La contradiction de la scission de la réalité en pensée est d’abord la contradiction suivante : la pensée la plus immédiate est la médiation. La première pensée est tout, c’est-à-dire aussi bien toute la pensée qui échappe et tout ce qui sépare la réalité de nous. L’aliénation est ainsi le principe de la pensée. C’est l’aliénation – le fait que l’essence de ce qui est pensée change – qui est première. C’est l’aliénation qui génère d’abord la conscience et non l’inverse. C’est à travers l’aliénation que la conscience devient. C’est ensuite à travers l’aliénation que la conscience vise la réalité. Et c’est dans cette aliénation qui la sépare alors de la réalité que la conscience se dissout.
L’immédiateté est une apparence. On peut toujours trouver une médiation à quelque chose. La seule pensée sans médiation est toute la pensée, encore qu’il ne s’agisse là que d’une hypothèse de travail.
Le fait est une médiation entre réalité et pensée. En effet, la réalité apparaît comme un fait, mais comme le fait contient la pensée de cette réalité, il n’est déjà plus cette réalité ; et penser est un fait, mais faire une pensée, c’est déjà la réaliser, la finir. Le fait participe donc de la réalité et la nie, et de la pensée et la nie. C’est pourquoi le fait est devenu une hypothèse de travail si essentielle dans le drame de l’humanité.
Dans le fait, il y a l’irréversible, qui est la trace de la réalité et de la conscience. Le fait est un événement qui s’est produit dans l’esprit, et qui est transformé dans la conscience. Le fait est véritablement le phénomène : c'est le constat d’un événement qui n’est plus possible par la pensée individuelle.
On pourrait penser, si l’aliénation est bien l’immédiateté de la pensée, que la conscience est l’aliénation de l’aliénation. Mais le fait, la réalité, s’interposent aussi entre l’aliénation et cette pensée particulière de l’esprit qu’est la conscience.

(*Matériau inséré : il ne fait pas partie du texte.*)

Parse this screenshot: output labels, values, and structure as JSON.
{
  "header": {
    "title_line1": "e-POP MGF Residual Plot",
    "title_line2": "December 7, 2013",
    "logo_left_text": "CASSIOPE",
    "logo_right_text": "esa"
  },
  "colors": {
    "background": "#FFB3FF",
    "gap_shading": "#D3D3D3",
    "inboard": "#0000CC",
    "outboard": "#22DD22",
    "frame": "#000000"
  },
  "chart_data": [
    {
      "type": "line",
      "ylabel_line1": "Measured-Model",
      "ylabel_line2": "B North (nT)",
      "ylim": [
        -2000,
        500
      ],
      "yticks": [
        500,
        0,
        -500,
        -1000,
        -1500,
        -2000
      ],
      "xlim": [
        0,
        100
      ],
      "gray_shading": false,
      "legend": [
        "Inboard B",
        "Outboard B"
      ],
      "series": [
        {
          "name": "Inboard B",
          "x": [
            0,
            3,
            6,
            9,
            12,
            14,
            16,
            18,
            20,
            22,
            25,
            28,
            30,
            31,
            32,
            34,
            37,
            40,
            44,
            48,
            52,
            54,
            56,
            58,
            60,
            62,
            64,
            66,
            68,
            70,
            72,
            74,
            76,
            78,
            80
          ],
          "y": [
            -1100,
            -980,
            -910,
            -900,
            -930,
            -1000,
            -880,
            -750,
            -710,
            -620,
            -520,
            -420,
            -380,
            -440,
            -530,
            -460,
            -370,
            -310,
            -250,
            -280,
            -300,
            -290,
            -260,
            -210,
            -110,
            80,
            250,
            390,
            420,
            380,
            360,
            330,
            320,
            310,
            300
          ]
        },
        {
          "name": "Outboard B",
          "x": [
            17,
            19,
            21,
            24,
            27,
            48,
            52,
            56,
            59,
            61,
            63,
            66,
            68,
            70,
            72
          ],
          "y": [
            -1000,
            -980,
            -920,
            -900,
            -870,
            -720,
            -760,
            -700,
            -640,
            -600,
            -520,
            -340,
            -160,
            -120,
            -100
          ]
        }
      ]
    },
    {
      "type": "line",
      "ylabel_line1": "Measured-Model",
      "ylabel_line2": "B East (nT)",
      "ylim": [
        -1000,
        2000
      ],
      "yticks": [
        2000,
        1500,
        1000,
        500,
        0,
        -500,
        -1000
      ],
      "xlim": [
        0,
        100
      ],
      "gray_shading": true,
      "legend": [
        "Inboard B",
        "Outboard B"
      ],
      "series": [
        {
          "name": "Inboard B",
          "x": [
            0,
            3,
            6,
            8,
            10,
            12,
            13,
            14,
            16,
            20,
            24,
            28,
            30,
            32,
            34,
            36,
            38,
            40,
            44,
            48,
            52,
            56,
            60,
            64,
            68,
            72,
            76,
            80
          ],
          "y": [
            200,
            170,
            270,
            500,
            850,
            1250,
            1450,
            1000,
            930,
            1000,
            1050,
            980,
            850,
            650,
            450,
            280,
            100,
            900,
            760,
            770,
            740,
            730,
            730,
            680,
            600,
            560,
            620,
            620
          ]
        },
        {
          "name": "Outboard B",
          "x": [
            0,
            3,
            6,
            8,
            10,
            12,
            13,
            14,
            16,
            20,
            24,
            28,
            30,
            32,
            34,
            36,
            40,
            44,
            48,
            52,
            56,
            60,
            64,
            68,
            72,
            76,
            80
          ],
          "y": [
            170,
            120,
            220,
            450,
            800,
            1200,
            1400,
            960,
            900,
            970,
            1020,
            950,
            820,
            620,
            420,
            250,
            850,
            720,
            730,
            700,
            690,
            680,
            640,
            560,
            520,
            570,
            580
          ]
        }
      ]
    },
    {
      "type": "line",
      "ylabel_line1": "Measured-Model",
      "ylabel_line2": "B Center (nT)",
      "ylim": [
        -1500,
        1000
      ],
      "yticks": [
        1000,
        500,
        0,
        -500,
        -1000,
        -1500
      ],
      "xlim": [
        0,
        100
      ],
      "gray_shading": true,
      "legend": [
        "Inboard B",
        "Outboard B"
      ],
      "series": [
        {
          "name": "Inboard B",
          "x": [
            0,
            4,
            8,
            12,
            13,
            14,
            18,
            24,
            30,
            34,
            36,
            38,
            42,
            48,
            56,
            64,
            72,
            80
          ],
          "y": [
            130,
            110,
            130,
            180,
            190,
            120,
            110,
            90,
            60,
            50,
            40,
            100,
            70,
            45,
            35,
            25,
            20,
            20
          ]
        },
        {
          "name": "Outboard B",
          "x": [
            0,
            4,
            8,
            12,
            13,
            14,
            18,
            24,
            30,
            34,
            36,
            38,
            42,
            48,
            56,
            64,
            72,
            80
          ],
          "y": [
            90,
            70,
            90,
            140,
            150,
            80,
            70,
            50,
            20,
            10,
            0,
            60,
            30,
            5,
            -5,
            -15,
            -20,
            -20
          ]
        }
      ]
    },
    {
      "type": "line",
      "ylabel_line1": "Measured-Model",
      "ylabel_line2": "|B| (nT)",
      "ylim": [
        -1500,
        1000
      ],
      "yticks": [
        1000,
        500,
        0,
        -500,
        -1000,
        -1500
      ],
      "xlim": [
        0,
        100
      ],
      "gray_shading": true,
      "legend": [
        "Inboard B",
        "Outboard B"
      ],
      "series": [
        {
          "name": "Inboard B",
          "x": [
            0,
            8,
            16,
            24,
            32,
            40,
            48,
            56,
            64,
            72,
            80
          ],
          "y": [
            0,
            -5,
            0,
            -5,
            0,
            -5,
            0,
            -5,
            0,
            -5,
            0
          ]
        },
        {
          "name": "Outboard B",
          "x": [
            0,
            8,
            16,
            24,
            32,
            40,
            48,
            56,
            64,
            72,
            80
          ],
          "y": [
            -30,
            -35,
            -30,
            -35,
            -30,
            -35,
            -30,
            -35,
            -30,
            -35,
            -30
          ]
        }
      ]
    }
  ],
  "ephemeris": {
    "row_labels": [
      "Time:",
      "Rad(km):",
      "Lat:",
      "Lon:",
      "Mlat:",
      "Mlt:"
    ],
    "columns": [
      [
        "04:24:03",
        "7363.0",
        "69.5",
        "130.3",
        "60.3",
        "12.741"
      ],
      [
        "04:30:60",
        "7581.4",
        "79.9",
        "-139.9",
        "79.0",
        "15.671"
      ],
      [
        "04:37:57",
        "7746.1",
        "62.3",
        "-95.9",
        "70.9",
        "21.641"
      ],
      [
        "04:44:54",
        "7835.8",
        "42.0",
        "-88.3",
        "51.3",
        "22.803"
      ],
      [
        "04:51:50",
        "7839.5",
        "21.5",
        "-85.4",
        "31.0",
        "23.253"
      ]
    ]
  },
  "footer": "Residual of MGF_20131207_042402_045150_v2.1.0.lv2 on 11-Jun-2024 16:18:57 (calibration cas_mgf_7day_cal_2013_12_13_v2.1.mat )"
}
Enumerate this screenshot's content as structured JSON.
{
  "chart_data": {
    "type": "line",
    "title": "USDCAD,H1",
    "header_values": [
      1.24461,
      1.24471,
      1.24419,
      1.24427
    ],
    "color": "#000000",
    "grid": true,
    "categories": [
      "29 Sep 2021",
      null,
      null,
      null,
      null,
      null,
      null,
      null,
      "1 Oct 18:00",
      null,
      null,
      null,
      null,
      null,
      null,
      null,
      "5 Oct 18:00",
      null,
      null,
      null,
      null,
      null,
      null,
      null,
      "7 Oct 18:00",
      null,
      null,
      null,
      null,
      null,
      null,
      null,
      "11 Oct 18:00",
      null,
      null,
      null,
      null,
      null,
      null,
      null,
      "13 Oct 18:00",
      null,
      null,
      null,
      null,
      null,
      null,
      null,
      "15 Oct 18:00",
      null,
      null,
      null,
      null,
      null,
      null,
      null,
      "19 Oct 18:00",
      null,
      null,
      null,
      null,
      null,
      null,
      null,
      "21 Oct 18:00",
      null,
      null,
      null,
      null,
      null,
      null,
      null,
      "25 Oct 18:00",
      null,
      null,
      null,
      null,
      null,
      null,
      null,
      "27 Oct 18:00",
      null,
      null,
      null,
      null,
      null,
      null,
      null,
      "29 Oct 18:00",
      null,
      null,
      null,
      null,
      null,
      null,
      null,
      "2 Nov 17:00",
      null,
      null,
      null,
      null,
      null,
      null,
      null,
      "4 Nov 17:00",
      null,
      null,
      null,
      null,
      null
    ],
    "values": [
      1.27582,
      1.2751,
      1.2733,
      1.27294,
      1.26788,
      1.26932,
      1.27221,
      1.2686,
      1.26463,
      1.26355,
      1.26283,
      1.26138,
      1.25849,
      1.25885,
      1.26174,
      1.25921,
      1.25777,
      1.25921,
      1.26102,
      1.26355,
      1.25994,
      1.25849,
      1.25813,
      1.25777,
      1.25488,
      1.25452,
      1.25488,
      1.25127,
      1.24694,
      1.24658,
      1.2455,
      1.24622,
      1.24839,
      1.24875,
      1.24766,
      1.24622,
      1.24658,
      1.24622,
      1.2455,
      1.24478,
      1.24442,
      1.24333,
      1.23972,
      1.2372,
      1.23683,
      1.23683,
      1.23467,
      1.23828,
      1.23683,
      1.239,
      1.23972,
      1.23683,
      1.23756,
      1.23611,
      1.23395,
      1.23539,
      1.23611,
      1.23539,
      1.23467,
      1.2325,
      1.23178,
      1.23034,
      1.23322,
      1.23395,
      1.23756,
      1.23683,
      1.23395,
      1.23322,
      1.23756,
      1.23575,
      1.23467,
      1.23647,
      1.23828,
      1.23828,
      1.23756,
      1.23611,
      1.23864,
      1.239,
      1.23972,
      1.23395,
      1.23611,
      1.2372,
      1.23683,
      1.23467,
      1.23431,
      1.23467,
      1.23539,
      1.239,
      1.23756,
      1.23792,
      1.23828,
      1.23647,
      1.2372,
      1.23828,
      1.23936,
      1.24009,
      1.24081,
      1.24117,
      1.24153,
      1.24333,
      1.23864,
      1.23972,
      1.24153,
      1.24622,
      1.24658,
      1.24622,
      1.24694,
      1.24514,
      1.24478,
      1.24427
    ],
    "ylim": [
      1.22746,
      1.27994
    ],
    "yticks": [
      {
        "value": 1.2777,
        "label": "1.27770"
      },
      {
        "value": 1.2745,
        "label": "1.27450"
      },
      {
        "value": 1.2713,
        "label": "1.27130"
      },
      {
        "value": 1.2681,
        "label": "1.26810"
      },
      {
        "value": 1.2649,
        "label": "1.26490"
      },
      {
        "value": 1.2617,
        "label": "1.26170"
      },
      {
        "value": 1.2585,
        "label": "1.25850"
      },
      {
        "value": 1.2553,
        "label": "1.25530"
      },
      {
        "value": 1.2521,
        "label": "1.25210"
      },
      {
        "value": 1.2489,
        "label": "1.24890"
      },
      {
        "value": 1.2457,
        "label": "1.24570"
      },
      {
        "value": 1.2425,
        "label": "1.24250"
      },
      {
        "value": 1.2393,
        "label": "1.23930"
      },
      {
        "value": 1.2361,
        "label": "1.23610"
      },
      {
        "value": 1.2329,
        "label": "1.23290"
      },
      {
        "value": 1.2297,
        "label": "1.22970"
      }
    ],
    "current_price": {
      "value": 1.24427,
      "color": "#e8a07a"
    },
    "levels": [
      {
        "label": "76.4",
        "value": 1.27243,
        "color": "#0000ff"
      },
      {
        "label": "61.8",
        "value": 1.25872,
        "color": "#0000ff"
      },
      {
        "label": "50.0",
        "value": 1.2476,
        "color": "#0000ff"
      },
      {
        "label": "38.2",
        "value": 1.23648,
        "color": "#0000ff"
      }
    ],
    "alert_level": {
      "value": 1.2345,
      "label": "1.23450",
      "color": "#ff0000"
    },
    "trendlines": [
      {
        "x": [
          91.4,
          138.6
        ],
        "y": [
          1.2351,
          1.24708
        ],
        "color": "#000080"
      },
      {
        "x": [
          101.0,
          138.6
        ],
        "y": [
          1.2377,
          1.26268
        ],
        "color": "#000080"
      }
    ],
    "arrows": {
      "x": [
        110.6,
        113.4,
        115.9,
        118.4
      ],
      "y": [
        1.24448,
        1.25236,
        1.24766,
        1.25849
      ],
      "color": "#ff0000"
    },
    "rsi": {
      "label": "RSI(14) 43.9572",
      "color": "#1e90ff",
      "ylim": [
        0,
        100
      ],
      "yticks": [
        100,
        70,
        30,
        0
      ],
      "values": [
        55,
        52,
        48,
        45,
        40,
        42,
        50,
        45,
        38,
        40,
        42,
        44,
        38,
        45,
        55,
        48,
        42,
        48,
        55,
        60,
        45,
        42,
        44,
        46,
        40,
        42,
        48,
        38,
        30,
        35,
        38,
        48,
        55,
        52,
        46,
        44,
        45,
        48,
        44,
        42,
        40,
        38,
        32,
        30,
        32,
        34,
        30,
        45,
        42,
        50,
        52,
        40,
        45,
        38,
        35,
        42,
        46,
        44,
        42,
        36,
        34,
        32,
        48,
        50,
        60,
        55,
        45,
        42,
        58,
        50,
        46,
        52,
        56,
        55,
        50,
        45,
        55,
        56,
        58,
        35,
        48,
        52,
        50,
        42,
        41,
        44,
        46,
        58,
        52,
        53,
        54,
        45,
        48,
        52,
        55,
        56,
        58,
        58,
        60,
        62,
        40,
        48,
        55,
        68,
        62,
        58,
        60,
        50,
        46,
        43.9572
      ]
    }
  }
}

Le fait, en effet, est l’apparition de la réalité dans l’esprit. (L’apparition d’une réalité dans l’esprit est ce que Hegel a appelé la perception se prenant pour objet.) C’est la conscience. On commence à l’apercevoir : la réalité est ce qui divise la pensée.
Toute l’activité de la pensée apparaît ainsi comme l’activité de médiatiser et de diviser. La richesse de ces activités n’est qu’apparente. La véritable richesse, celle qui combat et qui traque l’insatisfaction au plus près, est la réalisation. Rendre réel, voilà la richesse. Mais elle ne donne rien, elle échappe à l’humain, qui essaye de la rattraper dans le constat.
Le constat est l’affirmation que quelque chose s’est passé. Par rapport à la réalité, le constat est la validation de son passage dans la pensée.
Le constat est la tentative de la pensée de saisir la réalité par le fait. Constater est la contradiction interne de la pensée : il s’agit de saisir la réalité, d’en finir avec la réalité, alors même que la réalité est ce qui saisit la pensée, ce qui en finit avec la pensée. Le constat est le préservatif de ce qui a été fait.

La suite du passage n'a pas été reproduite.